Note that the ACLU (American Civil Liberties Union) stepped in to defend Kanoute. But then Smith College hired a law firm to produce an independent report on the incident, and it came up with. . . no evidence of racism:
The New York Times, The Washington Post and CNN picked up the story of a young female student harassed by white workers. The American Civil Liberties Union, which took the student’s case, said she was profiled for “eating while Black.”
Less attention was paid three months later when a law firm hired by Smith College to investigate the episode found no persuasive evidence of bias. Ms. Kanoute was determined to have eaten in a deserted dorm that had been closed for the summer; the janitor had been encouraged to notify security if he saw unauthorized people there. The officer, like all campus police, was unarmed.
A similar conclusion—no racism involved—was reached by the Boston Globe‘s investigation.
You’d think that would be the end of the story, right? Wrong! For now there is a narrative of racism, as John McWhorter points out, and it’s a narrative that has to be kept going regardless of whether there is real racism at all. And so President McCartney hasn’t done a thing to foster reconciliation or healing. Instead, she just brings up the “feelings versus facts” trope, as well as the discredited trope of “implicit racial bias”:
Still, Ms. McCartney said the report validated Ms. Kanoute’s lived experience, notably the fear she felt at the sight of the police officer. “I suspect many of you will conclude, as did I,” she wrote, “it is impossible to rule out the potential role of implicit racial bias.” [JAC: If you can’t rule it out, because it’s impossible to dig into someone’s unconscious, then it must be racism!]
The report said Ms. Kanoute could not point to anything that supported the claim she made on Facebook of a yearlong “pattern of discrimination.”
Ms. McCartney offered no public apology to the employees after the report was released. “We were gobsmacked — four people’s lives wrecked, two were employees of more than 35 years and no apology,” said Tracey Putnam Culver, a Smith graduate who recently retired from the college’s facilities management department. “How do you rationalize that?”
(Remember, this is from the New York Times!) Smith’s and McCartney’s behavior is reprehensible. Were I a Smith alum, or a donor, I’d be appalled at how McCartney’s acted. What kind of President is this?

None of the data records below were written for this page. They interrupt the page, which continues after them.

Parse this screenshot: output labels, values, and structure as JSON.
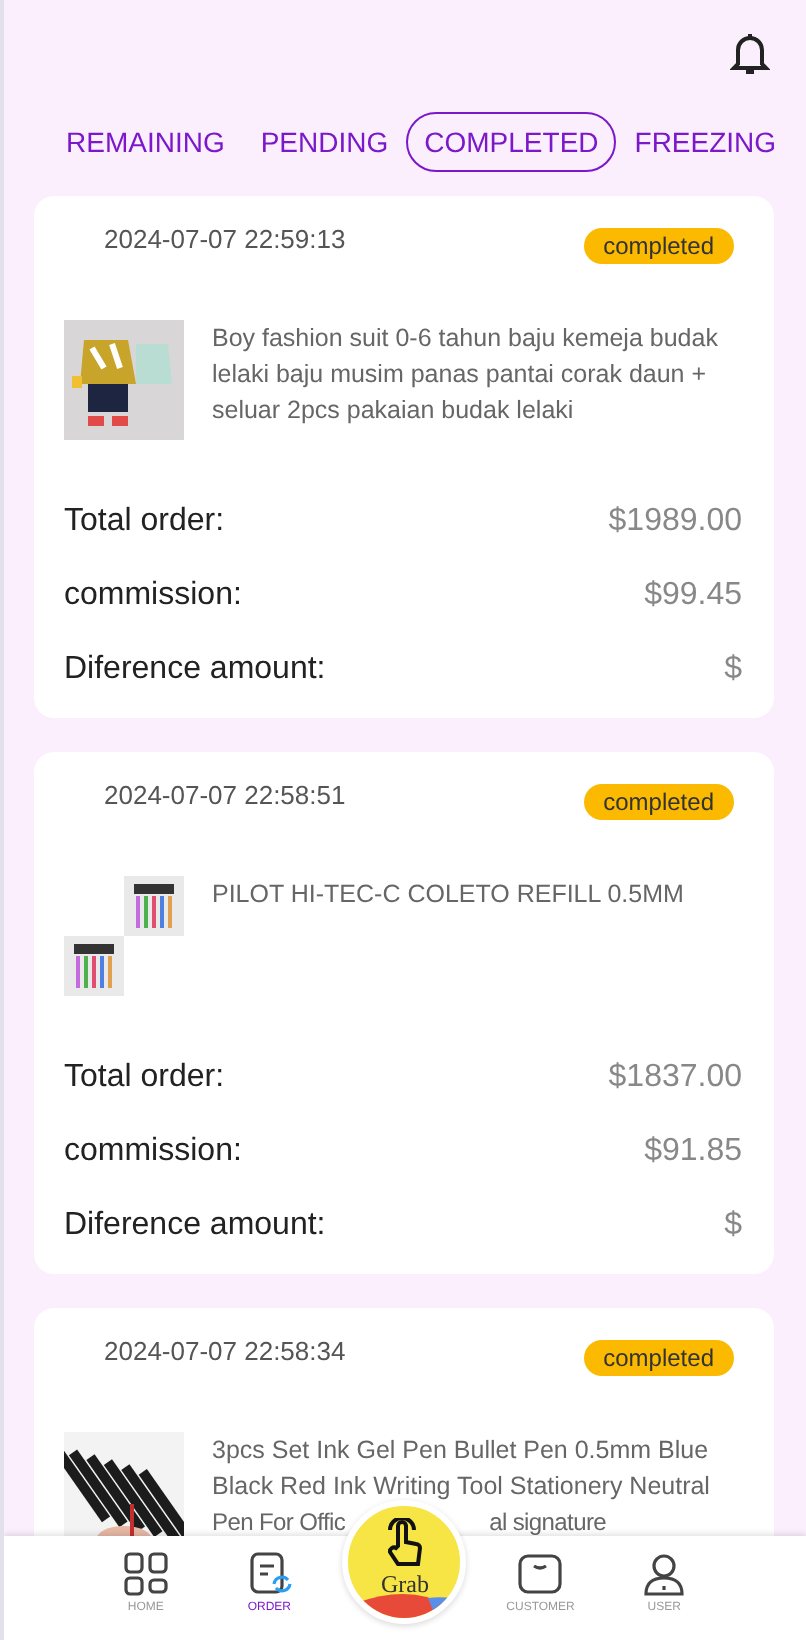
{
  "tabs": [
    {
      "label": "REMAINING",
      "selected": false
    },
    {
      "label": "PENDING",
      "selected": false
    },
    {
      "label": "COMPLETED",
      "selected": true
    },
    {
      "label": "FREEZING",
      "selected": false
    }
  ],
  "orders": [
    {
      "date": "2024-07-07 22:59:13",
      "status": "completed",
      "thumbnail": {
        "kind": "single"
      },
      "description": [
        "Boy fashion suit 0-6 tahun baju kemeja budak lelaki baju musim panas pantai corak daun + seluar 2pcs pakaian budak lelaki"
      ],
      "rows": [
        {
          "label": "Total order:",
          "value": "$1989.00"
        },
        {
          "label": "commission:",
          "value": "$99.45"
        },
        {
          "label": "Diference amount:",
          "value": "$"
        }
      ]
    },
    {
      "date": "2024-07-07 22:58:51",
      "status": "completed",
      "thumbnail": {
        "kind": "pair"
      },
      "description": [
        "PILOT HI-TEC-C COLETO REFILL 0.5MM"
      ],
      "rows": [
        {
          "label": "Total order:",
          "value": "$1837.00"
        },
        {
          "label": "commission:",
          "value": "$91.85"
        },
        {
          "label": "Diference amount:",
          "value": "$"
        }
      ]
    },
    {
      "date": "2024-07-07 22:58:34",
      "status": "completed",
      "thumbnail": {
        "kind": "single"
      },
      "description": [
        "3pcs Set Ink Gel Pen Bullet Pen 0.5mm Blue Black Red Ink Writing Tool Stationery Neutral",
        "Pen For Offic",
        "al signature"
      ]
    }
  ],
  "nav": [
    {
      "kind": "home",
      "label": "HOME",
      "selected": false
    },
    {
      "kind": "order",
      "label": "ORDER",
      "selected": true
    },
    {
      "kind": "grab",
      "label": "Grab",
      "selected": false
    },
    {
      "kind": "customer",
      "label": "CUSTOMER",
      "selected": false
    },
    {
      "kind": "user",
      "label": "USER",
      "selected": false
    }
  ]
}
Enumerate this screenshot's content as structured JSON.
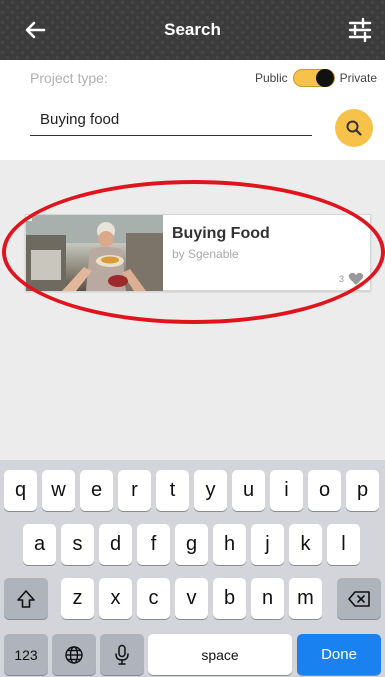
{
  "header": {
    "title": "Search",
    "back_icon": "arrow-left-icon",
    "filter_icon": "sliders-icon"
  },
  "panel": {
    "project_type_label": "Project type:",
    "toggle_public_label": "Public",
    "toggle_private_label": "Private",
    "toggle_state": "private",
    "search_value": "Buying food",
    "search_icon": "search-icon",
    "accent": "#f7c24a"
  },
  "result": {
    "title": "Buying Food",
    "author": "by Sgenable",
    "likes": "3"
  },
  "highlight_color": "#e0141c",
  "keyboard": {
    "row1": [
      "q",
      "w",
      "e",
      "r",
      "t",
      "y",
      "u",
      "i",
      "o",
      "p"
    ],
    "row2": [
      "a",
      "s",
      "d",
      "f",
      "g",
      "h",
      "j",
      "k",
      "l"
    ],
    "row3": [
      "z",
      "x",
      "c",
      "v",
      "b",
      "n",
      "m"
    ],
    "numbers_label": "123",
    "space_label": "space",
    "done_label": "Done",
    "done_color": "#1a82f0"
  }
}
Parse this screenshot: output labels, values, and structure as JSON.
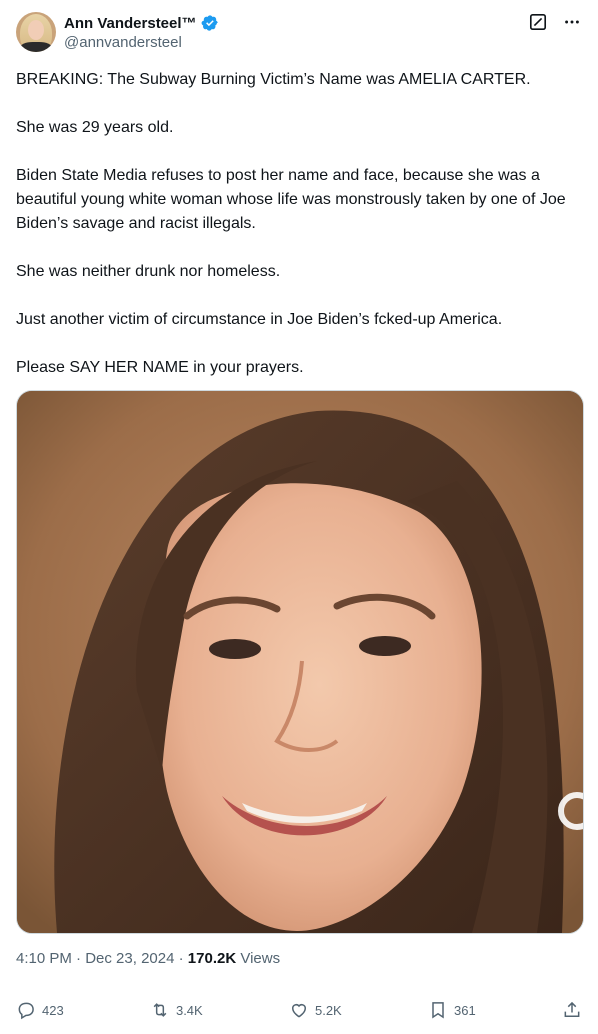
{
  "author": {
    "display_name": "Ann Vandersteel™",
    "handle": "@annvandersteel"
  },
  "tweet": {
    "paragraphs": [
      "BREAKING: The Subway Burning Victim’s Name was AMELIA CARTER.",
      "She was 29 years old.",
      "Biden State Media refuses to post her name and face, because she was a beautiful young white woman whose life was monstrously taken by one of Joe Biden’s savage and racist illegals.",
      "She was neither drunk nor homeless.",
      "Just another victim of circumstance in Joe Biden’s fcked-up America.",
      "Please SAY HER NAME in your prayers."
    ]
  },
  "meta": {
    "time": "4:10 PM",
    "sep1": " · ",
    "date": "Dec 23, 2024",
    "sep2": " · ",
    "views_count": "170.2K",
    "views_label": " Views"
  },
  "actions": {
    "replies": "423",
    "reposts": "3.4K",
    "likes": "5.2K",
    "bookmarks": "361"
  },
  "colors": {
    "verified": "#1d9bf0",
    "secondary_text": "#536471",
    "primary_text": "#0f1419"
  },
  "icons": [
    "verified-badge-icon",
    "grok-icon",
    "more-icon",
    "reply-icon",
    "repost-icon",
    "like-icon",
    "bookmark-icon",
    "share-icon"
  ]
}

But the ACLU has behaved just as badly. As we know, the ACLU is going off the rails these days, and when an organization like that can’t even admit the truth, and has also has bought into a racial narrative that it must defend, you get something like this:
Rahsaan Hall, racial justice director for the A.C.L.U. of Massachusetts and Ms. Kanoute’s lawyer, cautioned against drawing too much from the investigative report, as subconscious bias is difficult to prove. Nor was he particularly sympathetic to the accused workers.

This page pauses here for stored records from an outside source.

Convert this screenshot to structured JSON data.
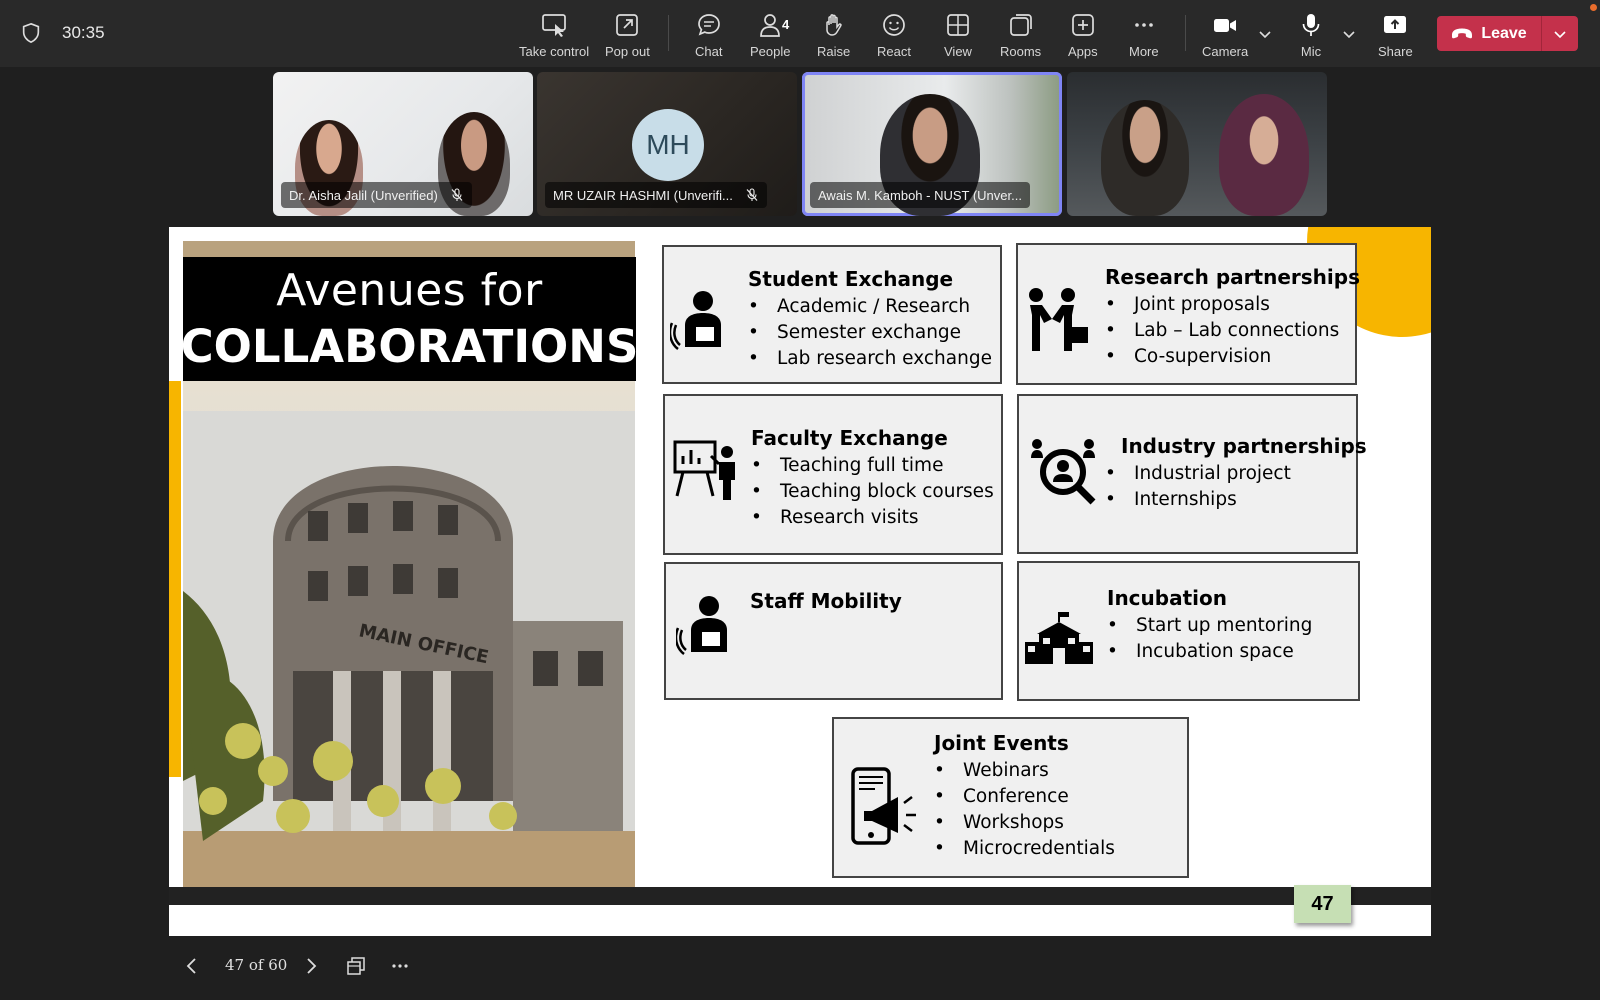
{
  "meeting": {
    "timer": "30:35",
    "toolbar": {
      "take_control": "Take control",
      "pop_out": "Pop out",
      "chat": "Chat",
      "people": "People",
      "people_count": "4",
      "raise": "Raise",
      "react": "React",
      "view": "View",
      "rooms": "Rooms",
      "apps": "Apps",
      "more": "More",
      "camera": "Camera",
      "mic": "Mic",
      "share": "Share",
      "leave": "Leave"
    },
    "accent_color": "#7f85f5",
    "leave_color": "#c4314b"
  },
  "participants": [
    {
      "name": "Dr. Aisha Jalil (Unverified)",
      "muted": true
    },
    {
      "name": "MR UZAIR HASHMI (Unverifi...",
      "initials": "MH",
      "muted": true
    },
    {
      "name": "Awais M. Kamboh - NUST (Unver...",
      "active_speaker": true
    },
    {
      "name": ""
    }
  ],
  "slide": {
    "title_line1": "Avenues for",
    "title_line2": "COLLABORATIONS",
    "photo_sign": "MAIN OFFICE",
    "slide_number": "47",
    "cards": {
      "student_exchange": {
        "title": "Student Exchange",
        "items": [
          "Academic / Research",
          "Semester exchange",
          "Lab research exchange"
        ]
      },
      "research_partnerships": {
        "title": "Research partnerships",
        "items": [
          "Joint proposals",
          "Lab – Lab connections",
          "Co-supervision"
        ]
      },
      "faculty_exchange": {
        "title": "Faculty Exchange",
        "items": [
          "Teaching full time",
          "Teaching block courses",
          "Research visits"
        ]
      },
      "industry_partnerships": {
        "title": "Industry partnerships",
        "items": [
          "Industrial project",
          "Internships"
        ]
      },
      "staff_mobility": {
        "title": "Staff Mobility"
      },
      "incubation": {
        "title": "Incubation",
        "items": [
          "Start up mentoring",
          "Incubation space"
        ]
      },
      "joint_events": {
        "title": "Joint Events",
        "items": [
          "Webinars",
          "Conference",
          "Workshops",
          "Microcredentials"
        ]
      }
    },
    "accent_color": "#f7b500"
  },
  "navigation": {
    "page_indicator": "47 of 60"
  }
}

“It’s troubling that people are more offended by being called racist than by the actual racism in our society,” he said. “Allegations of being racist, even getting direct mailers in their mailbox, is not on par with the consequences of actual racism.”
That is, let three lower-middle-class people be thrown to the wolves by Smith. What does it matter if the narrative of structural racism at Smith (which does NOT exist) be kept alive? There’s always that “subconscious bias” that is “difficult to prove”!

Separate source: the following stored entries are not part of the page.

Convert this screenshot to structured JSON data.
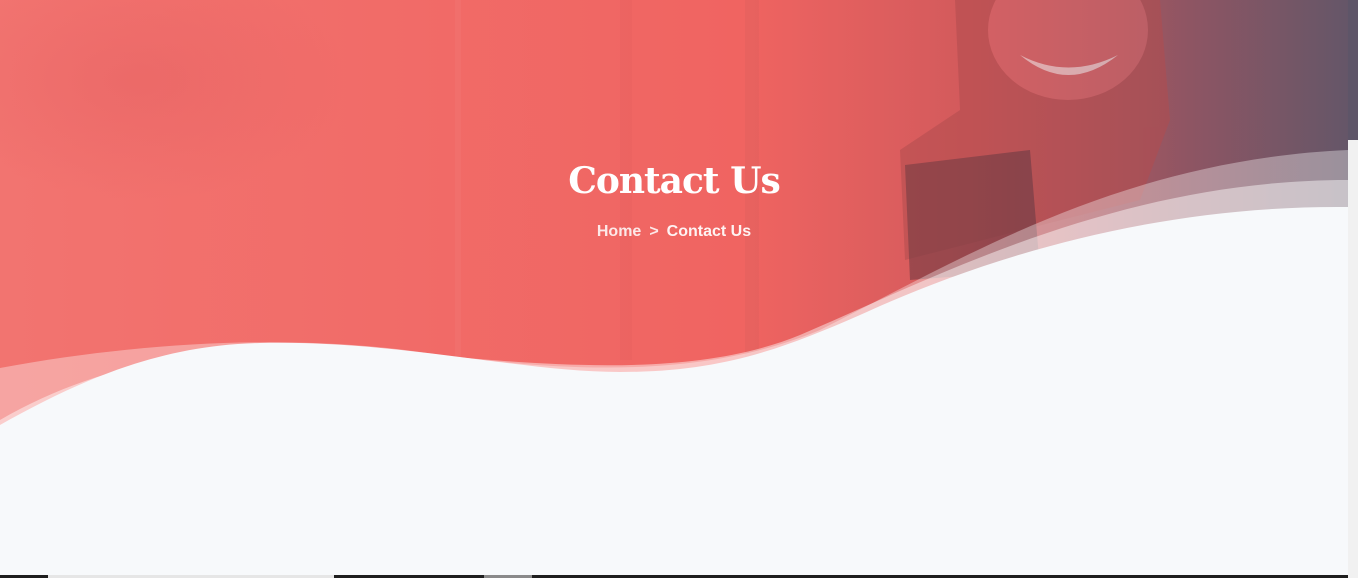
{
  "hero": {
    "title": "Contact Us",
    "breadcrumb": {
      "home_label": "Home",
      "separator": ">",
      "current_label": "Contact Us"
    }
  },
  "colors": {
    "hero_coral": "#f06864",
    "hero_dark": "#5e5568",
    "page_background": "#f7f9fb",
    "text_light": "#ffffff"
  }
}
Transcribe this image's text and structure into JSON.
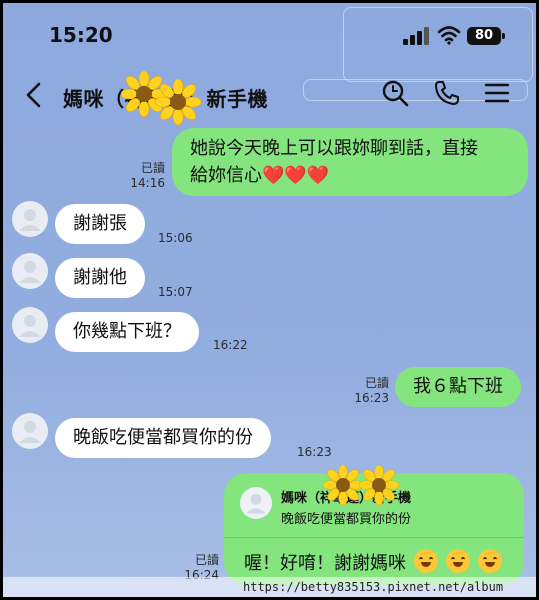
{
  "status_bar": {
    "time": "15:20",
    "battery": "80"
  },
  "header": {
    "title": "媽咪（祥華蓮）新手機"
  },
  "messages": [
    {
      "dir": "out",
      "text_line1": "她說今天晚上可以跟妳聊到話，直接",
      "text_line2": "給妳信心",
      "read": "已讀",
      "time": "14:16",
      "hearts": "❤️❤️❤️"
    },
    {
      "dir": "in",
      "text": "謝謝張",
      "time": "15:06"
    },
    {
      "dir": "in",
      "text": "謝謝他",
      "time": "15:07"
    },
    {
      "dir": "in",
      "text": "你幾點下班？",
      "time": "16:22"
    },
    {
      "dir": "out",
      "text": "我６點下班",
      "read": "已讀",
      "time": "16:23"
    },
    {
      "dir": "in",
      "text": "晚飯吃便當都買你的份",
      "time": "16:23"
    }
  ],
  "reply": {
    "quoted_name": "媽咪（祥華蓮）新手機",
    "quoted_text": "晚飯吃便當都買你的份",
    "body": "喔！好唷！謝謝媽咪",
    "read": "已讀",
    "time": "16:24"
  },
  "watermark": "https://betty835153.pixnet.net/album",
  "colors": {
    "background": "#8ea9de",
    "outgoing_bubble": "#84e47e",
    "incoming_bubble": "#ffffff",
    "heart": "#e5202a"
  }
}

A few Smith faculty are quoted as opposing what McCartney and the College have done, but they are crying in the wilderness. It’s up to the College’s trustees and alumni to let President McCartney know that “lived experience,” if it doesn’t correspond to the truth, cannot be allowed to ruin people’s lives or to create a toxic climate in a formerly respected college. In the end, Kanoute’s acts and false cries of racism have come down to ruin Jodi Shaw’s life as well.
The miscreant President is acting notably un-Presidential.